The toxicity of local anesthetics must be considered regardless of the route of the administration. In this regard, our concerns were twofold, the risks of systemic absorption and the consequences of cuff damage with subsequent leakage of 4% lidocaine or saline into the bronchial tree. Although 40 mg/mL lidocaine (4%) was used, the mean volume used per endotracheal tube was 6.1 mL ± 0.9 mL (sd) (244 mg ± 36 mg). This is considerably less than the amount of lidocaine used in a study by Sutherland et al. (16), in which a fixed dose of 370 mg of lidocaine was used in 21 adult patients to topically anesthetize the airway for fiberoptic bronchoscopy and no incidence of toxic plasma concentrations of lidocaine was recorded. Another study by Efthimiou et al. (17) with 41 patients undergoing fiberoptic bronchoscopy, using average doses of 9.3 mg/kg of lidocaine, recorded only two patients in which plasma levels exceeded the toxic levels (5.0 μg/mL) and no complications were observed. All tube cuffs were intact postextubation.
Absorption through the cuff is time-dependent (13) and thus, we presume plasma levels would rise more slowly than they would after direct topical application, as occurs during fiberoptic bronchoscopy, thus reducing the risk of systemic toxicity. A study by Prengel et al. (12) set out to establish the pharmacokinetics of lidocaine administered directly via an endotracheal tube. They instilled lidocaine 2 mg/kg via an endotracheal tube and found plasma lidocaine levels of 1.4, 0.85, and 0.47 μg/mL at 20, 60, and 120 min, respectively. However, the plasma level required to effectively suppress coughing is larger (3 μg/mL) (8), and this is why we consider the use of the cuff as a “reservoir” to be so attractive.

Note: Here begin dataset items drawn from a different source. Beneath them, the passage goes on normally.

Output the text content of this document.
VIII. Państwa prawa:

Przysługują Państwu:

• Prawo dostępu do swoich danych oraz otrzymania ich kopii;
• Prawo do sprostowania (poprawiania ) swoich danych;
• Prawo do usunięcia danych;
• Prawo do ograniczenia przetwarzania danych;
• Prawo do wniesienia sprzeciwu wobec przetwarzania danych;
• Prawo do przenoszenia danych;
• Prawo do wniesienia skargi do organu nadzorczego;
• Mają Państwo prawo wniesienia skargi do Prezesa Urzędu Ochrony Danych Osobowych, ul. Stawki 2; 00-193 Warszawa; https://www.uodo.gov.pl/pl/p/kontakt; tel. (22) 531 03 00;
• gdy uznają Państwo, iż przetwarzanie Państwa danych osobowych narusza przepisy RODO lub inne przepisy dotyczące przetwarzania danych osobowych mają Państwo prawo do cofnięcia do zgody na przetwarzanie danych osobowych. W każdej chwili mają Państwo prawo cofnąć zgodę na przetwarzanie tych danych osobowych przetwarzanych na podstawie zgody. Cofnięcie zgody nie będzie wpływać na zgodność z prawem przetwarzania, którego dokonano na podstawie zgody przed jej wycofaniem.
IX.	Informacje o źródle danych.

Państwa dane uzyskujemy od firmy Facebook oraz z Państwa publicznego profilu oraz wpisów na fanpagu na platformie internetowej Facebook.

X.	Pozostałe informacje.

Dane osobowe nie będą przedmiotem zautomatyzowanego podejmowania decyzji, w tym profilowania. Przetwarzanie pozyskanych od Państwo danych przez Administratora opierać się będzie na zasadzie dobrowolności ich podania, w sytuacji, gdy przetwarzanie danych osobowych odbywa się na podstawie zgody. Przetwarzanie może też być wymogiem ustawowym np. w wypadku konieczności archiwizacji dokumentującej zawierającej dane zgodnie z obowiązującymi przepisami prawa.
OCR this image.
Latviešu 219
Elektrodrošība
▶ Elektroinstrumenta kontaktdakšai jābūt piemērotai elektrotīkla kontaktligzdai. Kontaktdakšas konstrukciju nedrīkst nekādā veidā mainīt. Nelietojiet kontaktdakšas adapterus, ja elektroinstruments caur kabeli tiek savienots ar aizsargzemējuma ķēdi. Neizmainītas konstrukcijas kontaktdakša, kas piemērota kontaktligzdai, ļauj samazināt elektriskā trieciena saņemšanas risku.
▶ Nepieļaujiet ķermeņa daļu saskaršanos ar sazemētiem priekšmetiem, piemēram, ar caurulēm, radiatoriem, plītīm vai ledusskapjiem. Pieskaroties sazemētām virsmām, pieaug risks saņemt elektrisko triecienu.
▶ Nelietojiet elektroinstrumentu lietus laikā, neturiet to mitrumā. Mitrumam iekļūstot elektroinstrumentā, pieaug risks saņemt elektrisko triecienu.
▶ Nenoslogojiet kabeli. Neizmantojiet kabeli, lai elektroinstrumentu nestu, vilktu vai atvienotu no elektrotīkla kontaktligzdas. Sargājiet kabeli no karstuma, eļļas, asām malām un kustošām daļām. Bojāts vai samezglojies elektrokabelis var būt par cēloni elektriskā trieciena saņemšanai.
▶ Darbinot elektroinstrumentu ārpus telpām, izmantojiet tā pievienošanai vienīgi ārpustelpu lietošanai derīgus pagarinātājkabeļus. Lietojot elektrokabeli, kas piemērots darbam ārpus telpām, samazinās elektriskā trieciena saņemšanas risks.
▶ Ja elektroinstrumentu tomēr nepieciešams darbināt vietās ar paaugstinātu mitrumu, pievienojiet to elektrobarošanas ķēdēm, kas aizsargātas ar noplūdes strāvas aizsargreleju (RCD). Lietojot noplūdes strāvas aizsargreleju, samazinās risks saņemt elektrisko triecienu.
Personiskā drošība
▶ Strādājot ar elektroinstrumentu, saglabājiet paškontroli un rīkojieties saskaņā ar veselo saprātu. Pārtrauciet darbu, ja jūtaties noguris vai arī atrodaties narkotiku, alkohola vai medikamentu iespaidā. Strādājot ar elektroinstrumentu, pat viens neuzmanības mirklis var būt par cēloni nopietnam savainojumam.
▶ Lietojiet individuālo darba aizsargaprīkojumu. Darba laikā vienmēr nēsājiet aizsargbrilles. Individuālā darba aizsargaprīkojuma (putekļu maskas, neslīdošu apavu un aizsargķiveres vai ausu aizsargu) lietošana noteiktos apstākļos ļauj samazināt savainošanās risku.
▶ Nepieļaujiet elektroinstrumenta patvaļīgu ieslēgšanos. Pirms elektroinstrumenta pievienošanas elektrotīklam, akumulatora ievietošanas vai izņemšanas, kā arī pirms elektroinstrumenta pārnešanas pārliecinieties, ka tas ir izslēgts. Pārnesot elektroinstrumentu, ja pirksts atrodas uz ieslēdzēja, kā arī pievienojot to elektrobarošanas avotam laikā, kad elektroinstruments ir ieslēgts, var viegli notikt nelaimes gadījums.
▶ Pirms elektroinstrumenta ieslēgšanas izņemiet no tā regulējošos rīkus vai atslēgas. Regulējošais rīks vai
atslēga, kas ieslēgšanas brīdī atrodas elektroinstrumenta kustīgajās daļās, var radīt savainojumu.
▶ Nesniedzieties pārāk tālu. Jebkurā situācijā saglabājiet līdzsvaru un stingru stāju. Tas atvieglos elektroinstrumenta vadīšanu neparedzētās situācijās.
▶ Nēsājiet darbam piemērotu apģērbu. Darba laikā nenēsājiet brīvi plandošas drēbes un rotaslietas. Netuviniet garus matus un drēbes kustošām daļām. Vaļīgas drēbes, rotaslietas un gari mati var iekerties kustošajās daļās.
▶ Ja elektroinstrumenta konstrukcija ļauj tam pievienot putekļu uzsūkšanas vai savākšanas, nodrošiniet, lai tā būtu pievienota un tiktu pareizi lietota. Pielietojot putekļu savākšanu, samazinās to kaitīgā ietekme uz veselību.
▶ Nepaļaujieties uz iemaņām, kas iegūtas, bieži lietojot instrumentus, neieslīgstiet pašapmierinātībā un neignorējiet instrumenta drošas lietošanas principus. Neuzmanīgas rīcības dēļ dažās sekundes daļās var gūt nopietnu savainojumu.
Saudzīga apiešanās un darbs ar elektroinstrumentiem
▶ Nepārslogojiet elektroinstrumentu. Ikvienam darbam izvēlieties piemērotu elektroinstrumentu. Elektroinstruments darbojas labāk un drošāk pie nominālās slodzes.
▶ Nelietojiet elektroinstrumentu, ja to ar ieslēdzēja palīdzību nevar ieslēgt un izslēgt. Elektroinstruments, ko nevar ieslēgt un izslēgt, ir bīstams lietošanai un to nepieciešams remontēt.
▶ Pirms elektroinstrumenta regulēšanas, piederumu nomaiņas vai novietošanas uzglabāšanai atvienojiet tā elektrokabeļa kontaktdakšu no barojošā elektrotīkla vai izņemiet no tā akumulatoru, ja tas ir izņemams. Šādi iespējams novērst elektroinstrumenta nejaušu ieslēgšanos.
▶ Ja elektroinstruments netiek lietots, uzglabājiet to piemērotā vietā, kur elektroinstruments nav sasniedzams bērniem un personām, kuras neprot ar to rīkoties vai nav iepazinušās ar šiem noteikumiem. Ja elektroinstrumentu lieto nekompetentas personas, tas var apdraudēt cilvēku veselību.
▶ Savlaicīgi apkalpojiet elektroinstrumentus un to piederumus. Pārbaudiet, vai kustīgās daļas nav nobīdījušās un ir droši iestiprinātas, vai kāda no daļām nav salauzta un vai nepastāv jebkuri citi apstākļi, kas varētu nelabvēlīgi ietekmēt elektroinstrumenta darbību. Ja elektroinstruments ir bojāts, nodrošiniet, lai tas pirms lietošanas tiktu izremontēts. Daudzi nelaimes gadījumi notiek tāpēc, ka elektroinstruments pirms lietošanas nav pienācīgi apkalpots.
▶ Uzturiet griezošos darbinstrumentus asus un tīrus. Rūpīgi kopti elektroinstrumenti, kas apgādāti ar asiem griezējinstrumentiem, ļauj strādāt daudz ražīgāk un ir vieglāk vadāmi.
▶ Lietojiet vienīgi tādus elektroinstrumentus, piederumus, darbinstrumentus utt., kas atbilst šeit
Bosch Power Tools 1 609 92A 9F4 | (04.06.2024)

There was no difference in the incidence of laryngospasm or bronchospasm between the groups. However, very large patient numbers would be required to show a difference, as these are relatively uncommon phenomena.
In conclusion, our study demonstrated a reduced incidence of coughing in the lidocaine group for the time period of 4–8 min. There was a trend toward a reduced incidence of coughing after extubation, in which 4% lidocaine, rather than air, was used to inflate the tube cuff for the other measured time periods up to 15 min postextubation. Using lidocaine instead of air is a relatively easy and safe practice. We suggest that further refinement in cuff membrane and local anesthetics may make this a simple technique to reduce postextubation coughing.
The authors would like to thank Dr. Dominic Harmon, MD, FFARCSI, for his assistance with the statistical analysis of this study.